For terrorists, however, these awful acts are potentially lucrative opportunities. Many terrorist groups finance at least parts of their activities through kidnapping for ransom, and since 2010, more than US$1-billion has been paid to dozens of terrorist groups to free hostages from several countries.
In response to this particular method of terrorist financing, and in order to reduce funds available for terrorism, the international community has attempted to implement a moratorium on the payment of ransoms. Among other efforts, in 2014, the United Nations Security Council Resolution 2133 called on states to “prevent terrorists from benefiting directly or indirectly from ransom payments or from political concessions and to secure the safe release of hostages.”
But while there is broad global agreement on the need for, and value of, a moratorium on ransom payments, the approach is flawed and fraying in practice. Despite the international consensus, many states do still pay ransoms to free their citizens.
The logic barring ransom payment is deceptively simple: An influx of money to terrorist groups can be used to launch more, and more lethal, attacks. But is it actually true?
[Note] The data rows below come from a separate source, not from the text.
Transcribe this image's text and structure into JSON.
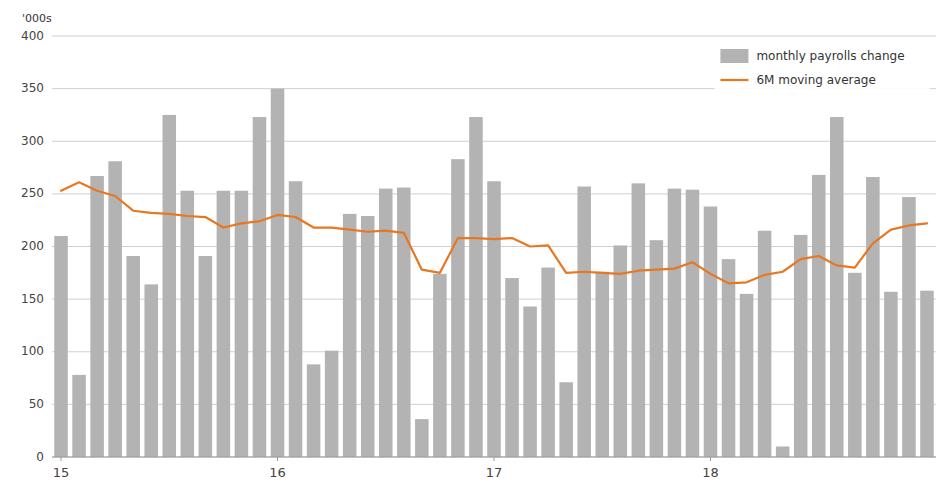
{
  "chart_data": {
    "type": "bar",
    "ylabel": "'000s",
    "categories": [
      "15",
      null,
      null,
      null,
      null,
      null,
      null,
      null,
      null,
      null,
      null,
      null,
      "16",
      null,
      null,
      null,
      null,
      null,
      null,
      null,
      null,
      null,
      null,
      null,
      "17",
      null,
      null,
      null,
      null,
      null,
      null,
      null,
      null,
      null,
      null,
      null,
      "18",
      null,
      null,
      null,
      null,
      null,
      null,
      null,
      null,
      null,
      null,
      null,
      null
    ],
    "series": [
      {
        "name": "monthly payrolls change",
        "type": "bar",
        "color": "#b3b3b3",
        "values": [
          210,
          78,
          267,
          281,
          191,
          164,
          325,
          253,
          191,
          253,
          253,
          323,
          350,
          262,
          88,
          101,
          231,
          229,
          255,
          256,
          36,
          174,
          283,
          323,
          262,
          170,
          143,
          180,
          71,
          257,
          176,
          201,
          260,
          206,
          255,
          254,
          238,
          188,
          155,
          215,
          10,
          211,
          268,
          323,
          175,
          266,
          157,
          247,
          158
        ]
      },
      {
        "name": "6M moving average",
        "type": "line",
        "color": "#e87722",
        "values": [
          253,
          261,
          253,
          248,
          234,
          232,
          231,
          229,
          228,
          218,
          222,
          224,
          230,
          228,
          218,
          218,
          216,
          214,
          215,
          213,
          178,
          175,
          208,
          208,
          207,
          208,
          200,
          201,
          175,
          176,
          175,
          174,
          177,
          178,
          179,
          185,
          174,
          165,
          166,
          173,
          176,
          188,
          191,
          182,
          180,
          203,
          216,
          220,
          222
        ]
      }
    ],
    "ylim": [
      0,
      400
    ],
    "yticks": [
      0,
      50,
      100,
      150,
      200,
      250,
      300,
      350,
      400
    ],
    "grid": true,
    "legend": "upper right"
  }
}
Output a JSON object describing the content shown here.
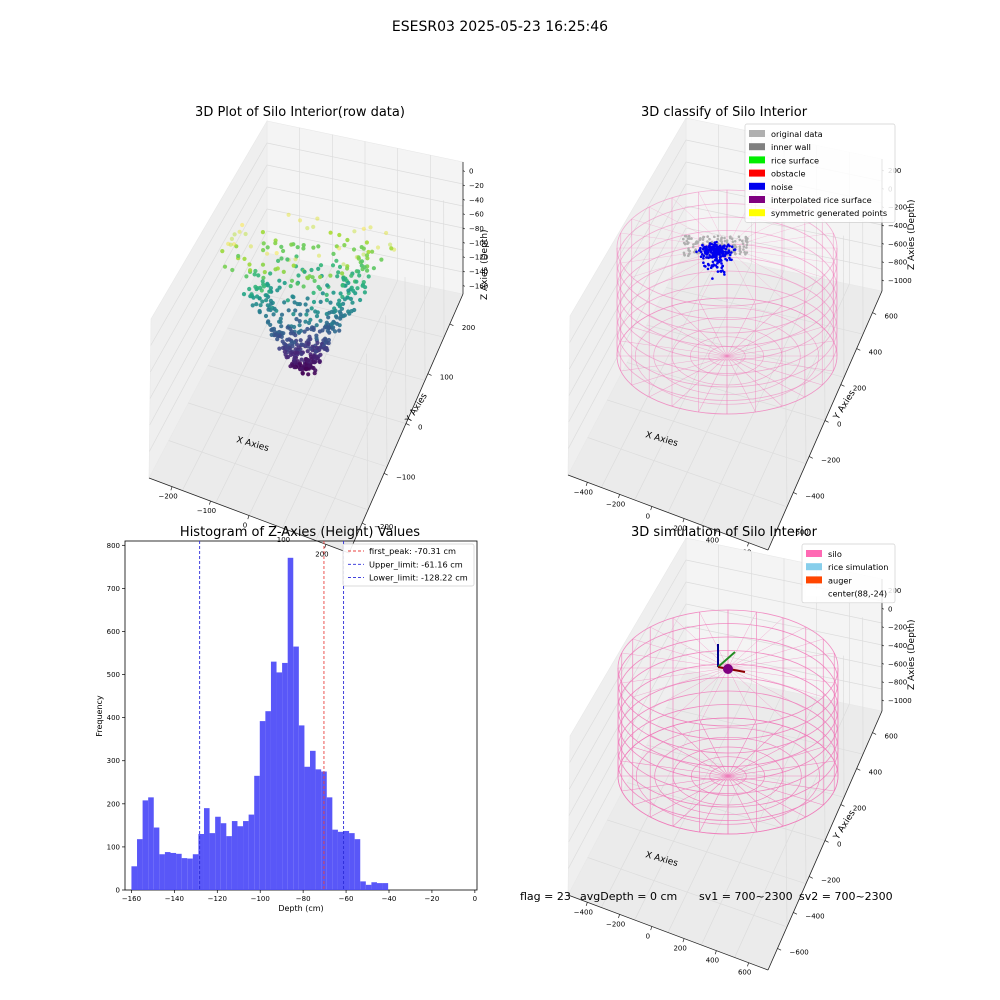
{
  "suptitle": "ESESR03 2025-05-23 16:25:46",
  "footer": {
    "flag": "flag = 23",
    "avg_depth": "avgDepth = 0 cm",
    "sv1": "sv1 = 700~2300",
    "sv2": "sv2 = 700~2300"
  },
  "colors": {
    "hist_bar": "#4b49f7",
    "peak_line": "#e8413f",
    "limit_line": "#2a2ad8",
    "silo_wire": "#f07aba",
    "noise": "#0000ee",
    "original": "#b0b0b0"
  },
  "chart_data": [
    {
      "type": "scatter",
      "title": "3D Plot of Silo Interior(row data)",
      "xlabel": "X Axies",
      "ylabel": "Y Axies",
      "zlabel": "Z Axies (Depth)",
      "x_ticks": [
        "−200",
        "−100",
        "0",
        "100",
        "200"
      ],
      "y_ticks": [
        "−200",
        "−100",
        "0",
        "100",
        "200"
      ],
      "z_ticks": [
        "0",
        "−20",
        "−40",
        "−60",
        "−80",
        "−100",
        "−120",
        "−140",
        "−160"
      ],
      "colormap": "viridis",
      "grid": true
    },
    {
      "type": "scatter",
      "title": "3D classify of Silo Interior",
      "xlabel": "X Axies",
      "ylabel": "Y Axies",
      "zlabel": "Z Axies (Depth)",
      "x_ticks": [
        "−400",
        "−200",
        "0",
        "200",
        "400",
        "600"
      ],
      "y_ticks": [
        "−600",
        "−400",
        "−200",
        "0",
        "200",
        "400",
        "600"
      ],
      "z_ticks": [
        "200",
        "0",
        "−200",
        "−400",
        "−600",
        "−800",
        "−1000"
      ],
      "legend_position": "top-right",
      "legend": [
        {
          "label": "original data",
          "color": "#b0b0b0"
        },
        {
          "label": "inner wall",
          "color": "#808080"
        },
        {
          "label": "rice surface",
          "color": "#00ee00"
        },
        {
          "label": "obstacle",
          "color": "#ff0000"
        },
        {
          "label": "noise",
          "color": "#0000ee"
        },
        {
          "label": "interpolated rice surface",
          "color": "#800080"
        },
        {
          "label": "symmetric generated points",
          "color": "#ffff00"
        }
      ],
      "grid": true
    },
    {
      "type": "bar",
      "title": "Histogram of Z-Axies (Height) Values",
      "xlabel": "Depth (cm)",
      "ylabel": "Frequency",
      "xlim": [
        -163,
        1
      ],
      "ylim": [
        0,
        810
      ],
      "x_ticks": [
        -160,
        -140,
        -120,
        -100,
        -80,
        -60,
        -40,
        -20,
        0
      ],
      "y_ticks": [
        0,
        100,
        200,
        300,
        400,
        500,
        600,
        700,
        800
      ],
      "bin_start": -160,
      "bin_width": 2.6,
      "counts": [
        55,
        118,
        208,
        215,
        145,
        83,
        88,
        86,
        84,
        74,
        73,
        83,
        130,
        190,
        132,
        170,
        155,
        125,
        160,
        148,
        160,
        175,
        265,
        392,
        415,
        530,
        505,
        527,
        771,
        565,
        382,
        286,
        323,
        280,
        275,
        215,
        140,
        135,
        137,
        132,
        118,
        20,
        12,
        18,
        16,
        16
      ],
      "vlines": [
        {
          "label": "first_peak: -70.31 cm",
          "x": -70.31,
          "color": "#e8413f"
        },
        {
          "label": "Upper_limit: -61.16 cm",
          "x": -61.16,
          "color": "#2a2ad8"
        },
        {
          "label": "Lower_limit: -128.22 cm",
          "x": -128.22,
          "color": "#2a2ad8"
        }
      ],
      "legend_position": "top-right"
    },
    {
      "type": "scatter",
      "title": "3D simulation of Silo Interior",
      "xlabel": "X Axies",
      "ylabel": "Y Axies",
      "zlabel": "Z Axies (Depth)",
      "x_ticks": [
        "−400",
        "−200",
        "0",
        "200",
        "400",
        "600"
      ],
      "y_ticks": [
        "−600",
        "−400",
        "−200",
        "0",
        "200",
        "400",
        "600"
      ],
      "z_ticks": [
        "200",
        "0",
        "−200",
        "−400",
        "−600",
        "−800",
        "−1000"
      ],
      "legend_position": "top-right",
      "legend": [
        {
          "label": "silo",
          "color": "#ff69b4"
        },
        {
          "label": "rice simulation",
          "color": "#87ceeb"
        },
        {
          "label": "auger",
          "color": "#ff4500"
        },
        {
          "label": "center(88,-24)",
          "color": "#ffffff"
        }
      ],
      "grid": true
    }
  ]
}
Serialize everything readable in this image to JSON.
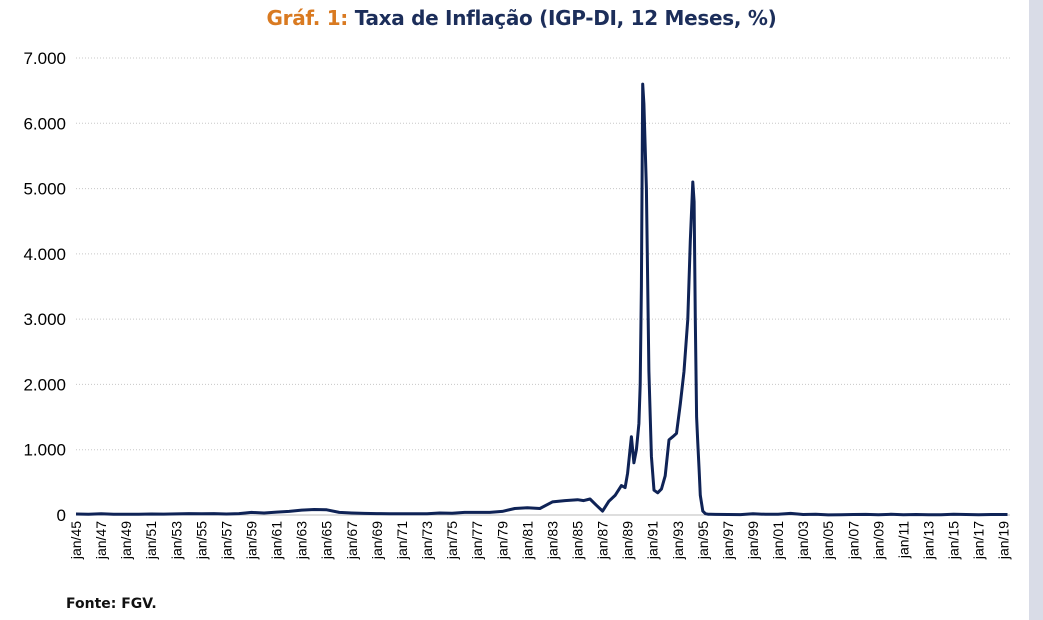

Our research on that question, supported by a Canadian Network for Research on Terrorism, Security and Society grant and recently published in International Journal, focused on three terrorist groups: al-Qaeda in the Islamic Maghreb, the Islamic State in Iraq and the Levant, and Abu Sayyaf. We found that the relationship between ransoms and terrorism is far more nuanced than the moratorium suggests. For only one group does the relationship between ransom payments and terrorist attacks appear to move in the expected direction – with more and worsening violence. In all other cases, ransom payments are either followed by steep, immediate declines in terrorist attacks, or upticks in the overall number of attacks but drops in their individual lethality.
What explains these counterintuitive findings?
Our working assumption is that some terrorist groups do use the money from ransom payments to launch more, and more sophisticated, attacks. But others divert these funds to cover the actual costs of keeping hostages alive, isolated and secure, or to help fund other operating expenses. Some groups might leverage ransom payments to pad the personal coffers of individual leaders and select group members. Ultimately, different groups will use ransom payment toward different ends, only some of which will lead to worsening violence.
This variation in outcomes suggests that different and divergent policy responses should be considered and weighed when contemplating a kidnapping-for-ransom case. A one-size-fits-all moratorium may not be the most optimal approach.
The catch, however, is that studies like ours are difficult to implement. Accurate, open-sourced data on ransom payment are relatively sparse, for instance. Some uncertainty in the historical record persists as a result.
There are also several competing explanations for our observations. Perhaps terrorist attacks and lethality drop despite ransom payments because of the successes of ensuing counterterrorist operations, but perhaps some groups face pressure to invest in recruitment and training activity, or in other long-term goals, such as holding onto and governing captured territory. Or, depending on the overall financial status of the group, perhaps terrorist attack rates simply lag far behind ransom payments, and more diverse data are required to tease out the specific relationship.
Certainly, more research and analysis into the kidnapping-for-ransom phenomenon and its relationship with terrorist activity are required. But our preliminary investigation should nonetheless spur much-needed debate about the continued utility of Canada’s broad “no ransom” policy.
Terrorist groups need money to survive; that much is clear. The global collective counterterrorism approach, and the counterterrorist financing infrastructure that supports it, aim to deprive groups of these funds in order to prevent terrorism. But the effect that certain elements of the approach have on achieving these collective goals, including the current “no ransom” policy, remains uncertain. Kidnapping for ransom, and the consequences of paying the ransoms, are largely understudied and misunderstood.
But what we do know is that real harms come to the victims of these kidnappings. Captives whose states adamantly refuse to pay for their release are often mistreated, and ultimately killed, if only to coerce other would-be paying states to negotiate the release of their own citizens. As such, the global counterterrorism financing community has yet to fully reconcile the unintended consequences of some of their policy choices. In response, better scholarly evidence should be used to develop more flexible and nuanced approaches and policies on whether and when states should and shouldn’t pay ransoms – a flexibility that will only benefit Canadians.